Expect behavior of druid.coordinator.merge.on=true

I have set the config option druid.coordinator.merge.on=true, but small segments haven’t been merged,
but find the following logs every half-hour:

2015-08-12T22:53:54,650 INFO [Coordinator-Exec–0] io.druid.server.coordinator.DruidCoordinator - Issued merge requests for 0 segments

2015-08-12T23:23:54,665 INFO [Coordinator-Exec–0] io.druid.server.coordinator.DruidCoordinator - Issued merge requests for 0 segments

2015-08-12T23:53:54,680 INFO [Coordinator-Exec–0] io.druid.server.coordinator.DruidCoordinator - Issued merge requests for 0 segments

2015-08-13T00:23:54,695 INFO [Coordinator-Exec–0] io.druid.server.coordinator.DruidCoordinator - Issued merge requests for 0 segments

Did I missing somthing?

Hi,
the coordinator merges the segments if -

  1. they are not-sharded

  2. smaller then the configured mergeBytesLimit

make sure the segments you are expecting to get merged satisfy both these conditions.

Hi,
the coordinator merges the segments if -

  1. they are not-sharded

what do you mean by not sharded?

is this a sharded segment or not?

  1. smaller then the configured mergeBytesLimit

The default value for mergeBytesLimit is about 500MB+, and my segment is smaller than that, roughly 20MB or even smaller per segment

Hi,

It seems the segment you sent is ingested with HashedShardSpec with one shard.

the current merging code only works with NoneShardSpec. (have opened https://github.com/druid-io/druid/issues/1623 to handle cases where data is ingested with other shardSpec but have only 1 shard)

until this is resolved, you can use NoneShardSpec when ingesting your data and the coordinator should merge your segments.

"shardSpec": {"type": "none"}

More details on sharding are documented here -

http://druid.io/docs/latest/ingestion/realtime-ingestion.html#sharding

Thank you very much Nishant.

Currently, what can I do to merge the segments already produced with HashedShardSpec?

Does the Append task or Merge task (http://druid.io/docs/latest/misc/tasks.html) make sense?

BTW, when the task is running, is the segment data involved available for query?

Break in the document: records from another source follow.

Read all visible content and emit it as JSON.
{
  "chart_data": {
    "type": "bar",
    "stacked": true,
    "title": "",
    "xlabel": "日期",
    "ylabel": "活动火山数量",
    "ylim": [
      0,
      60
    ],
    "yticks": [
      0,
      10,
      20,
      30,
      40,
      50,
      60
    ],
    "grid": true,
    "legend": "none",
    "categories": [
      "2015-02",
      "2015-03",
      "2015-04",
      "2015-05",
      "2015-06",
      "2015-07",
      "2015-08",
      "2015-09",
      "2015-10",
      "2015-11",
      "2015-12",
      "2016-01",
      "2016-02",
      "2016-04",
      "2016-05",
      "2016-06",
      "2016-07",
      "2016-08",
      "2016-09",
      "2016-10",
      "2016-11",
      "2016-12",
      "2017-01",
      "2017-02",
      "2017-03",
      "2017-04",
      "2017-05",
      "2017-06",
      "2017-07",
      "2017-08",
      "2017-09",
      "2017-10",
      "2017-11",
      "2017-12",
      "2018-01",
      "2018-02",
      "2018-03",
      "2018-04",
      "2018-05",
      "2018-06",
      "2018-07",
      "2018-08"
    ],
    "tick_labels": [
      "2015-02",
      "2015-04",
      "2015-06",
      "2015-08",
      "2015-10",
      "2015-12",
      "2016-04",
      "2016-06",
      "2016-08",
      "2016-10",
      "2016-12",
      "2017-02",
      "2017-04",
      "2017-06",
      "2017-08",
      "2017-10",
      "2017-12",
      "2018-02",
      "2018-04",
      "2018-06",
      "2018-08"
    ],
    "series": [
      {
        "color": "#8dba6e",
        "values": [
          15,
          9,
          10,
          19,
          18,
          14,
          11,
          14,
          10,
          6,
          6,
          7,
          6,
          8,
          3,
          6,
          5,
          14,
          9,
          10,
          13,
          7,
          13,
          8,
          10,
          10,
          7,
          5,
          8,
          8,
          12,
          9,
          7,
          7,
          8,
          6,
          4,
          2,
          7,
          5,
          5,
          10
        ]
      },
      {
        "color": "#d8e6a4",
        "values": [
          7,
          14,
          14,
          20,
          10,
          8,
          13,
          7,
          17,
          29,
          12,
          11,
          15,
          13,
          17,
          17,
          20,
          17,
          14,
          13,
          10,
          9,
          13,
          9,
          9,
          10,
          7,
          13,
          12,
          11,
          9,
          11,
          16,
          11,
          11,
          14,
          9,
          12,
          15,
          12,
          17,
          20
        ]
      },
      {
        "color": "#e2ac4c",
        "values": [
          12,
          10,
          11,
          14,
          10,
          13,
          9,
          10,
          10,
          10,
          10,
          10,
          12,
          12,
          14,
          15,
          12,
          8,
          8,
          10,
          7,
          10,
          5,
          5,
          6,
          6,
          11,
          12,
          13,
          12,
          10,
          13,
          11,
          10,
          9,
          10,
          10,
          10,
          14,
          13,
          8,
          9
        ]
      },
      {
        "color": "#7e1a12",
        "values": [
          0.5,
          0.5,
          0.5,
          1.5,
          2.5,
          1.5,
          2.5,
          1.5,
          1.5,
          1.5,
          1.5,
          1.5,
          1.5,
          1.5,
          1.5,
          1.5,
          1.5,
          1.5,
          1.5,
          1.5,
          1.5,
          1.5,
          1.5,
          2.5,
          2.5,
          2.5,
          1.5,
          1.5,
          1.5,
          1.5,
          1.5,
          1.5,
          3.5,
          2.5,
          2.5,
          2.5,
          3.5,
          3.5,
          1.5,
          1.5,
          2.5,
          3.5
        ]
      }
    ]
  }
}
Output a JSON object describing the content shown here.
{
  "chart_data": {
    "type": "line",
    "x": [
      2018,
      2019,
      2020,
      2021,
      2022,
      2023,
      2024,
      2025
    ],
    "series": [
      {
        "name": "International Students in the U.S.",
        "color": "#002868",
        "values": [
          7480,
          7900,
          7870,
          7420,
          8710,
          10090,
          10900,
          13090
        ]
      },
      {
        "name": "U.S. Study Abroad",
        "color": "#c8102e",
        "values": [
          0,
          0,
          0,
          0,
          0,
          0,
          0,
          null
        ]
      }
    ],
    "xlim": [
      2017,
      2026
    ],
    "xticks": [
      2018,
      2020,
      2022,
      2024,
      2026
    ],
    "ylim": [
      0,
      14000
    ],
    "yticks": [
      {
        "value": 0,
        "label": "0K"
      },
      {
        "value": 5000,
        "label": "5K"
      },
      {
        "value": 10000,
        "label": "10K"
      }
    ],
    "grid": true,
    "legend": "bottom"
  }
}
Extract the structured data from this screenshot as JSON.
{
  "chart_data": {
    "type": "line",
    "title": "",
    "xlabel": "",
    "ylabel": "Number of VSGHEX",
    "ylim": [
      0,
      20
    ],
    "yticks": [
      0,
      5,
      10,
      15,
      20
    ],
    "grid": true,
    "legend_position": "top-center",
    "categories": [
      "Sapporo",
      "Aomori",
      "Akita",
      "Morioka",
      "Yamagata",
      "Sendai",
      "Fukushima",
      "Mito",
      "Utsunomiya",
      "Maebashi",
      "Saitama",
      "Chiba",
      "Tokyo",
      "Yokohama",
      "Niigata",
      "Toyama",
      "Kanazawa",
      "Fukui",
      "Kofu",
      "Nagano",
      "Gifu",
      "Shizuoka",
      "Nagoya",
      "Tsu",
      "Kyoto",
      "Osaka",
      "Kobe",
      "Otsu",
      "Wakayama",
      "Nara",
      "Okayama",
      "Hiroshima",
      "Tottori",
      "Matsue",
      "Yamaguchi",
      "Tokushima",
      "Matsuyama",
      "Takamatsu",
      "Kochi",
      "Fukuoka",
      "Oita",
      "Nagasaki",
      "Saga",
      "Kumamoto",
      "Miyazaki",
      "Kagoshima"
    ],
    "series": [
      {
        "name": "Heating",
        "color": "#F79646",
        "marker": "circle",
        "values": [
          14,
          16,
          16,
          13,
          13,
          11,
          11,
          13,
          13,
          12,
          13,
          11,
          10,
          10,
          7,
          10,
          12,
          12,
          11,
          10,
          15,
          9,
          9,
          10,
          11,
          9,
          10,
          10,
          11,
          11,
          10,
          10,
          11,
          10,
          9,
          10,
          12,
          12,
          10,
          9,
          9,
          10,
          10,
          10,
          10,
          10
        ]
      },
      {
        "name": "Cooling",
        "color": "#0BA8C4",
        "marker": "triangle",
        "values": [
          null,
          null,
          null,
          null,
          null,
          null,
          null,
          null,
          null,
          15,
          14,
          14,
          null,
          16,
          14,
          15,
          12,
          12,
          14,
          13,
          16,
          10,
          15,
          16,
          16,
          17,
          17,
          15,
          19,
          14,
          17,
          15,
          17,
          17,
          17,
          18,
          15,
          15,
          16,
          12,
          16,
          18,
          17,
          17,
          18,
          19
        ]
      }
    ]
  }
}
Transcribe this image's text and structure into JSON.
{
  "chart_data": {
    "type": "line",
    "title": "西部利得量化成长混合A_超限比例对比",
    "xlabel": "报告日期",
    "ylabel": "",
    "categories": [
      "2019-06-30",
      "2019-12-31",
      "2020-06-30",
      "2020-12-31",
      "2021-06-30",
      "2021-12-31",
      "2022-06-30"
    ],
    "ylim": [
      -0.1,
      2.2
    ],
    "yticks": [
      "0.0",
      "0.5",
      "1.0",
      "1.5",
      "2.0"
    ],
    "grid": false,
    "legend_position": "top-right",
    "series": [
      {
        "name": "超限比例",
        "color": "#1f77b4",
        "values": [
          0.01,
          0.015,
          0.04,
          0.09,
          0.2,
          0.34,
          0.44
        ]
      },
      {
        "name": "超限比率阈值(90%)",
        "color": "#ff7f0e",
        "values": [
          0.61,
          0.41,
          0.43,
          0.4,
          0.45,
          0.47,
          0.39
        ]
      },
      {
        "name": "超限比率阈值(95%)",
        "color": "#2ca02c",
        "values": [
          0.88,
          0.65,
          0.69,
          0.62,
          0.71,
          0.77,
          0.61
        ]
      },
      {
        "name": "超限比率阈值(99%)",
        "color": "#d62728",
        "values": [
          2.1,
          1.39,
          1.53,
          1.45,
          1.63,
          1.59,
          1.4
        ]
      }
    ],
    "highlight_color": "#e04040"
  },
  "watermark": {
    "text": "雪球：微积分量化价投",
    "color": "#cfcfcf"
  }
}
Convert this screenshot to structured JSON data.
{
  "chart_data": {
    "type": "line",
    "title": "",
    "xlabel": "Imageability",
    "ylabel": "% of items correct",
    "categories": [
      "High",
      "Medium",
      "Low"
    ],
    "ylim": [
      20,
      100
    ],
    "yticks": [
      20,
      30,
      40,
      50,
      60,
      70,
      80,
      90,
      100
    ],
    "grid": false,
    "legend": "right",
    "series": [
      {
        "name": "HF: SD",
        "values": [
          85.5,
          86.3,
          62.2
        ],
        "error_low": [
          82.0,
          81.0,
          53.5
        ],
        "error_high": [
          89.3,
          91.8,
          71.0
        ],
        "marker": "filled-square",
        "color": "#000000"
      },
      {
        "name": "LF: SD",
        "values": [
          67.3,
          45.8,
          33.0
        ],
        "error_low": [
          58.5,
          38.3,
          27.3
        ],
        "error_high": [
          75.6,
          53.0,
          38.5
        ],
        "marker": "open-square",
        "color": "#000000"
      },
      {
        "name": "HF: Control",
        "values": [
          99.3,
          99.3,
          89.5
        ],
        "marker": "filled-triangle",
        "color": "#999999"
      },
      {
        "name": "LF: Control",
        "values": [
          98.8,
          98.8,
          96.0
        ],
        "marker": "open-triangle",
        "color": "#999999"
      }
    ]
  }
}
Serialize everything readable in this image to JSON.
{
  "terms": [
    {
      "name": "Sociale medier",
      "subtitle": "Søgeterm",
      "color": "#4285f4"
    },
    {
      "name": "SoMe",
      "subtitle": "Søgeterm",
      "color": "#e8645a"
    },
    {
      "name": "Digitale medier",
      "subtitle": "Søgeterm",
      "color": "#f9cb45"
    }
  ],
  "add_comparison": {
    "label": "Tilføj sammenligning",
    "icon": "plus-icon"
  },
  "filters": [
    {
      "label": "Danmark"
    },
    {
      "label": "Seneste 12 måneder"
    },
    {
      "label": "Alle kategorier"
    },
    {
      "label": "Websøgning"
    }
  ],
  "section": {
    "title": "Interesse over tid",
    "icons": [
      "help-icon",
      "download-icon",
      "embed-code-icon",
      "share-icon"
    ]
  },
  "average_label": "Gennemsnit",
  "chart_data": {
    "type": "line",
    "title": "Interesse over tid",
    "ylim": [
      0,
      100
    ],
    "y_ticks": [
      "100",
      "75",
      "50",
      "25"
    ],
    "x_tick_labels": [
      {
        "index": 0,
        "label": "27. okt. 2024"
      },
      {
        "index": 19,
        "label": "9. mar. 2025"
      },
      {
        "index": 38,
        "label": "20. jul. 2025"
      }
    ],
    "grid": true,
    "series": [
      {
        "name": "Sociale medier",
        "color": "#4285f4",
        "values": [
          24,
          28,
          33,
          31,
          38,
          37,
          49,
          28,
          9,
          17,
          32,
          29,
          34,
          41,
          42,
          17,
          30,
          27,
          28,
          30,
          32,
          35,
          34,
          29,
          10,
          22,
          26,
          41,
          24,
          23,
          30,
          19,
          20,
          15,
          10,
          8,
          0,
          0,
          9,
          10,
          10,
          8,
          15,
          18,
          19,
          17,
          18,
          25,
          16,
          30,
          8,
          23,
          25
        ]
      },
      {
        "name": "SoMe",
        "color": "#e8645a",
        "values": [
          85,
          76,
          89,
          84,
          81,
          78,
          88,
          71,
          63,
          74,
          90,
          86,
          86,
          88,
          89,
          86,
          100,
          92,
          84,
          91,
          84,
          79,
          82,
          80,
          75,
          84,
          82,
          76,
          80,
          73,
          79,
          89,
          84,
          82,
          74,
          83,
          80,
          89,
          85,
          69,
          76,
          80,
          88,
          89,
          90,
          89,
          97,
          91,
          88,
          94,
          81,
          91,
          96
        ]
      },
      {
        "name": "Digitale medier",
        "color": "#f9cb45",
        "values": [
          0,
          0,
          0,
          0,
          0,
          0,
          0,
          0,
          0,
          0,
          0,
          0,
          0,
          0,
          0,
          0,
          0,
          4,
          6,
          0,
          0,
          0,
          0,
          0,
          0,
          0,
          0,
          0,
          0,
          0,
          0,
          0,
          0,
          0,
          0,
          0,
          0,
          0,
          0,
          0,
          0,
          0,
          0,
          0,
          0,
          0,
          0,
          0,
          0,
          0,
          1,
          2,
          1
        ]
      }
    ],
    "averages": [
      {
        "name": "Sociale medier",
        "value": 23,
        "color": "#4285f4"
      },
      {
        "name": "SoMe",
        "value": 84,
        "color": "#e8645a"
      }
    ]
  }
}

One more questions, I’am using Tranquility to send event to druid, and how can I set:

  1. the reject policy and

  2. the shard spec

for the ingest task, I haven’t found the api for these settings.

Thanks.

Hi Zhihui,

The idea behind merging is that small segments can be merged into a larger segment as Druid works best when segments are roughly 250MB to 900MB. If you are additionally partitioning your data for an interval, it means that you have too much data for that interval that it needs to be additionally sharded to generate segments of an ideal size. Tranquility’s API should have a tuning component (https://github.com/druid-io/tranquility) where these parameters can be set.

Hi Fangjin,

Thanks for your kindly response, but I didn’t find the ‘tunning component’ that can set the parameters.

I find https://github.com/druid-io/tranquility/blob/master/src/main/scala/com/metamx/tranquility/beam/ClusteredBeamTuning.scala

and https://github.com/druid-io/tranquility/blob/master/src/main/scala/com/metamx/tranquility/druid/DruidTuning.scala,

but didn’t find the API for setting the reject policy and shard spec.

Hmmm, I will ask Gian to take a look.

The same for me. I can’t specify reject Policy for tranquility. Can someone help?

неділя, 16 серпня 2015 р. 18:10:35 UTC+3 користувач Fangjin Yang написав:

You can’t change the rejection policy or shard spec with tranquility – it always uses server time rejection and linear shard specs.

Is there any workaround of it? or tranquility has any further plan to support config shard spec?
merge on is a very useful feature.

Thanks very much

在 2016年4月9日星期六 UTC+8上午6:52:11,Gian Merlino写道:

I think odds are the Druid community will address this not by adjusting Tranquility’s shard specs, but by making it possible to do automated merging of more kinds of shard specs.